マッサージの仕事をしている青柳なぎささん
バンド活動をしながらマッサージの仕事をしている青柿なぎささん。2階の個室でコミニケーションを取りながらの施術は、多くのお客さんをゆるやかな表情に。
奥津さん
移住者である奥津さん(←紹介動画へのリンク)デザイナー業の傍ら、イベント時にはワークショップも積極的に参加。シアバターの天然素材を使ってオリジナルのリップバームを作り、良い香りが立ち込めて小さな子も「いい匂い!」と言っていたのがとても可愛らしい。
ビーズアクセサリー
ビーズとは思えないほど細かなデザインのemini。気に入ったデザインがあればその場でイヤリングとピアス交換。地元の方も驚く細かな技の数々。

耳つぼ
耳にあるツボをマッサージし、体の気になるところのツボにジュエリーのような針を貼るLittle chui さん。耳つぼってなんだろう?…から施術を受けた方が明らかに小顔になる様子をみな目の当たりにしてお客さんが溢れた。
デニム
デニムポーチやデニムバッグに好きなデザインをつけることができるステンシルワークショップ。子供たちが楽しそうに一生懸命ポンポン叩いて作っていたのが印象的。
唐揚げ
イベント開始から香ばしい香りを漂わせていたFood truck kingさん。自家製ダレに漬け込んだ鶏のもも肉の揚げたて唐揚げが美味しいのはもちろん、お人柄が最高のスパイスに。

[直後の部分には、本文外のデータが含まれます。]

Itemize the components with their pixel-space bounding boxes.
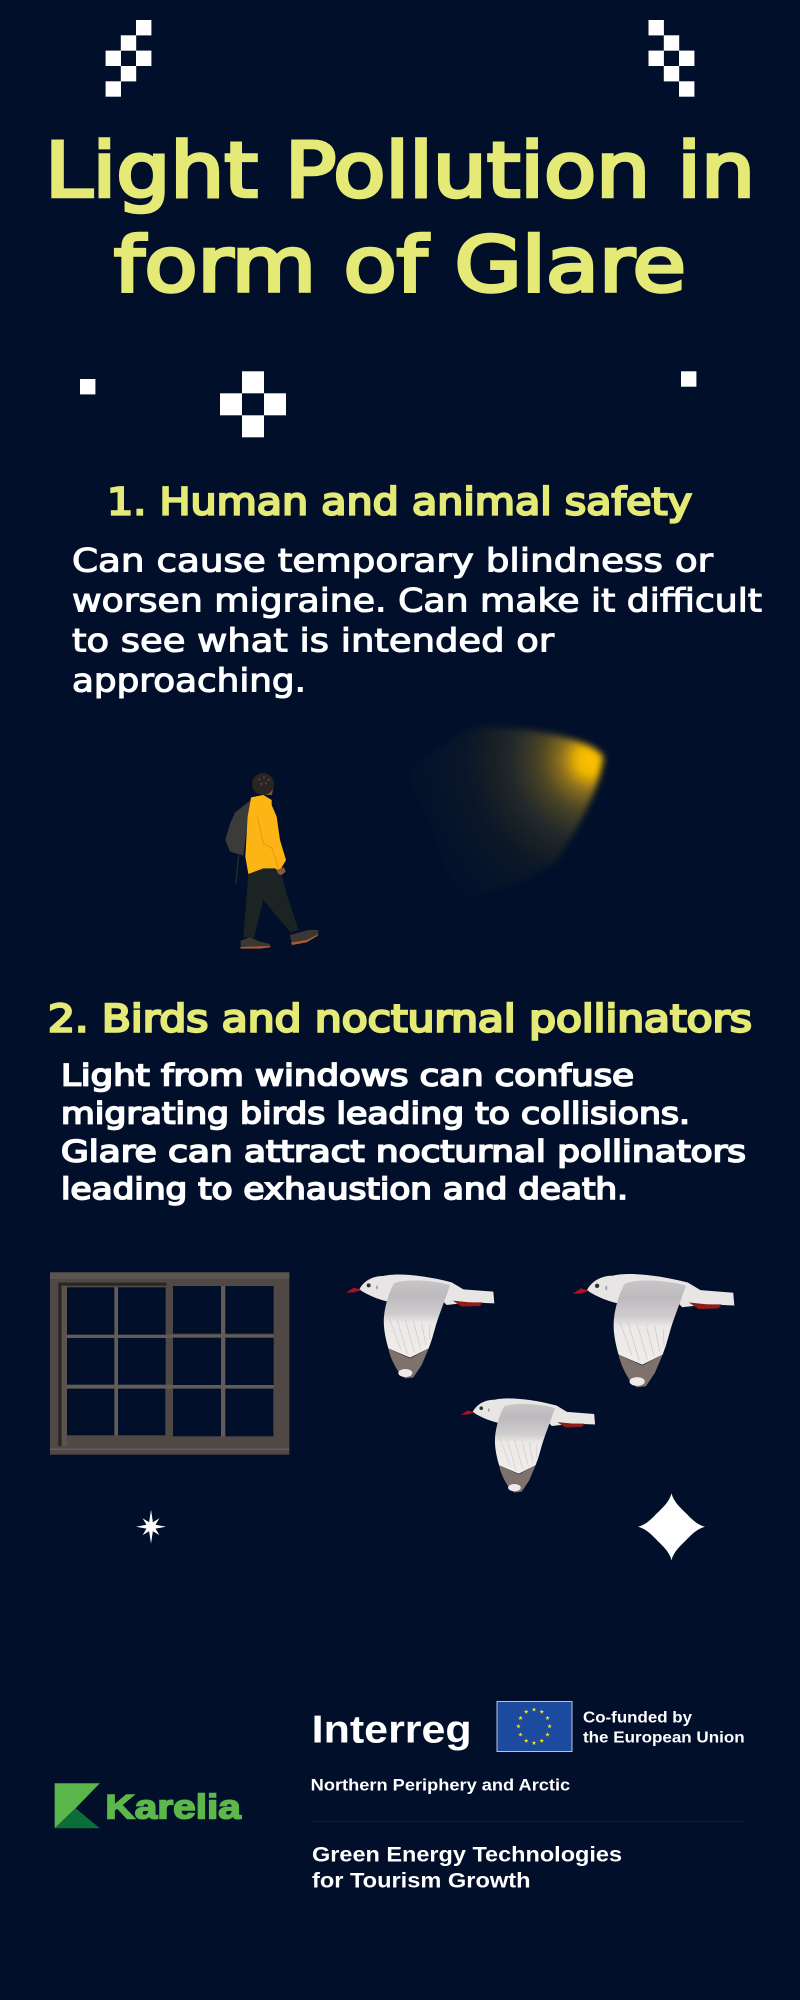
text block: birds description: Glare can attract nocturnal pollinators — [61, 1135, 746, 1169]
text: co-funded by the European Union: Co-funded by — [583, 1710, 692, 1727]
illustration: walking person — [225, 773, 319, 949]
text block: birds description: leading to exhaustion and death. — [61, 1172, 628, 1206]
text block: human safety description: Can cause temporary blindness or — [72, 542, 714, 580]
text block: birds description: migrating birds leading to collisions. — [61, 1096, 690, 1130]
illustration: street light glare — [406, 727, 603, 897]
text: project name: for Tourism Growth — [312, 1868, 530, 1892]
icon: large four point star — [638, 1493, 705, 1560]
icon: small eight point star — [136, 1510, 166, 1544]
text block: birds description: Light from windows can confuse — [61, 1059, 634, 1093]
icon: small pixel left — [80, 379, 95, 394]
text block: human safety description: worsen migraine. Can make it difficult — [72, 582, 762, 620]
heading: human and animal safety: 1. Human and animal safety — [107, 480, 692, 524]
heading: birds and nocturnal pollinators: 2. Birds and nocturnal pollinators — [48, 997, 752, 1041]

居心地の良い空間で来場者の滞在時間が長く、イベント開始から最後までいた親子連れもいるほどでした。
また地域の人がふらっと立ち寄り他のお客さんと話していく。そんな光景も印象に残りました。
「温かい人が住んでいる街、小田原」
それを肌で感じてほっこりした気持ちになれた。そんなイベントに。
出店者のみんなからは、ティピーならではのピースフルな空間、おしゃれな空間にアットホームな雰囲気、漂う唐揚げの香りに包まれて心地よかったなど、出店者のみんなからうれしい声が届きました。

これからのTipy は?

今後もTipy records innでは海外から観光に来るお客様はもちろん、地域の人にとっても新しい価値観に触れる瞬間や、自分らしくいられる場所を作りたいと考えています。
もっと自分の好きな街にしたいなというあなた、是非Tipy records innと一緒に何か始めてみませんか?